The re-appointment of directors is not intended to be automatic. Prior to each director offering himself to the members for re-election, his reappointment will have to be confirmed by the Chairman in consultation with the remainder of the Board.
The Board is supplied with timely and relevant information regarding the business, by regular and ad hoc reports, and this is supplemented by site visits and by meetings with members of the management team. Where appropriate, the company provides the resources to enable directors to update and upgrade their knowledge.
Risk management
The Board recognises that it has overall responsibility for the identification and mitigation of risks and the development and maintenance of an appropriate system of internal control. Accordingly, as part of the annual strategic review process, a topdown risk assessment will be undertaken.
The Board believes that, although some issues are outside its control, it requires clear strategies for identifying, dealing with and mitigating the impact of each of the identified risks.
Internal control
The directors keep under review the effectiveness of the system of internal control.
The Group's key internal controls are centred on:
- Comprehensive monthly reporting from all activities.
- Detailed annual budgets, plus revised trading and cash flow forecasts for the year prepared on a regular basis.
- A management structure with clearly defined responsibilities and authority limits.
- An ongoing process of risk assessment as noted above.
- Appraisal and authorisation procedures for capital expenditure.
There is established a formal schedule of matters, including major investment and development decisions and strategic matters, that are reserved for Board approval. Formal policies and procedures are in place covering operations, all elements of employment, health and safety and IT.
Internal control, by its nature, provides only reasonable and not absolute assurance against material misstatement or loss. The directors do, however, strive to ensure that internal control and risk management are further embedded into the operations of the business by dealing with areas for improvement as they are identified.
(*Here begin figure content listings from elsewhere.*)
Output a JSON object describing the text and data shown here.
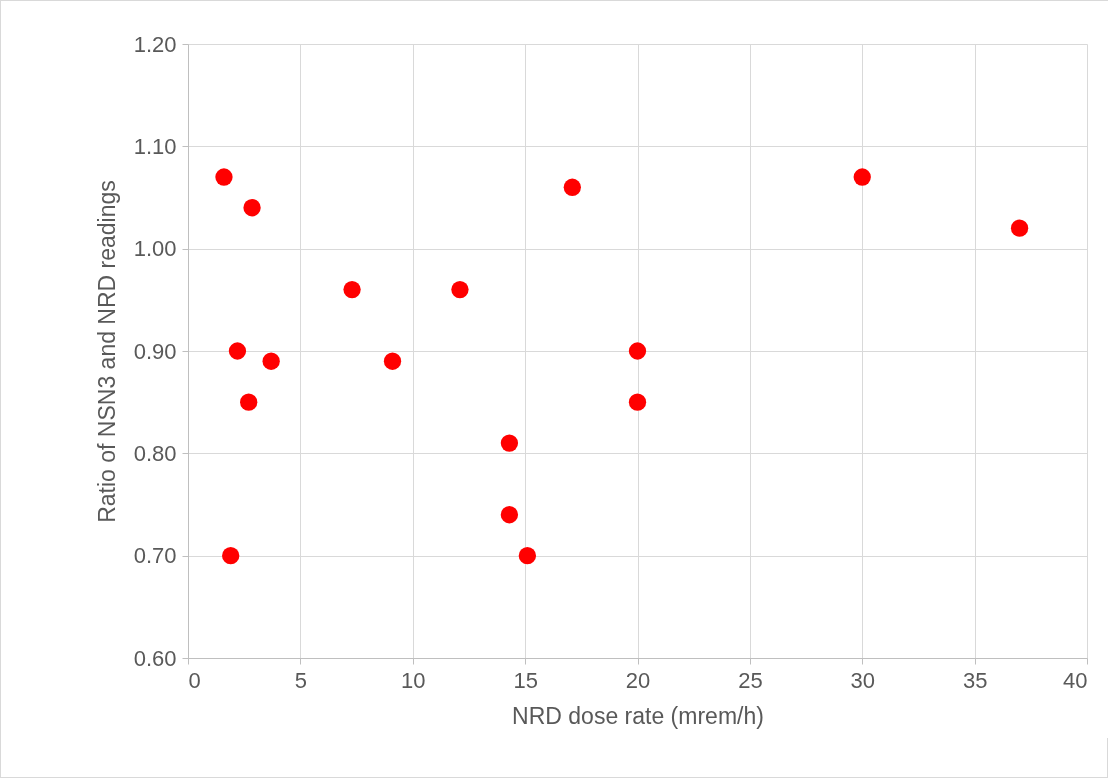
{
  "chart_data": {
    "type": "scatter",
    "xlabel": "NRD dose rate (mrem/h)",
    "ylabel": "Ratio of NSN3 and NRD readings",
    "x": [
      1.6,
      2.85,
      2.2,
      3.7,
      2.7,
      1.9,
      7.3,
      9.1,
      12.1,
      14.3,
      14.3,
      15.1,
      17.1,
      20,
      20,
      30,
      37
    ],
    "series": [
      {
        "color": "#ff0000",
        "values": [
          1.07,
          1.04,
          0.9,
          0.89,
          0.85,
          0.7,
          0.96,
          0.89,
          0.96,
          0.81,
          0.74,
          0.7,
          1.06,
          0.9,
          0.85,
          1.07,
          1.02
        ]
      }
    ],
    "xlim": [
      0,
      40
    ],
    "xticks": [
      0,
      5,
      10,
      15,
      20,
      25,
      30,
      35,
      40
    ],
    "ylim": [
      0.6,
      1.2
    ],
    "yticks": [
      {
        "value": 0.6,
        "label": "0.60"
      },
      {
        "value": 0.7,
        "label": "0.70"
      },
      {
        "value": 0.8,
        "label": "0.80"
      },
      {
        "value": 0.9,
        "label": "0.90"
      },
      {
        "value": 1.0,
        "label": "1.00"
      },
      {
        "value": 1.1,
        "label": "1.10"
      },
      {
        "value": 1.2,
        "label": "1.20"
      }
    ],
    "grid": true,
    "marker": "circle"
  }
}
The Board believes that given the company's current size, where close control over operations will be exercised by the executive directors, the benefits likely to be gained from an internal audit function would be outweighed by the costs of establishing such a function. The Board will keep this requirement under review in relation to the ongoing size and complexity of the business.
Shareholder relations
The company places considerable importance on communication with its shareholders.
The executive directors already have a programme of meetings with the main shareholder. Meetings with institutional shareholders are arranged by request and at these meetings the company's strategy and most recently reported performance are explained.
The company's Annual General Meeting is also used as an opportunity to communicate with private investors. In addition, a period for questions will be made available for shareholders at the Annual General Meeting.
Business standards
The company does not condone any form of corrupt behaviour in business dealings and has disciplinary procedures in place to deal with any illegal or inappropriate activities by employees.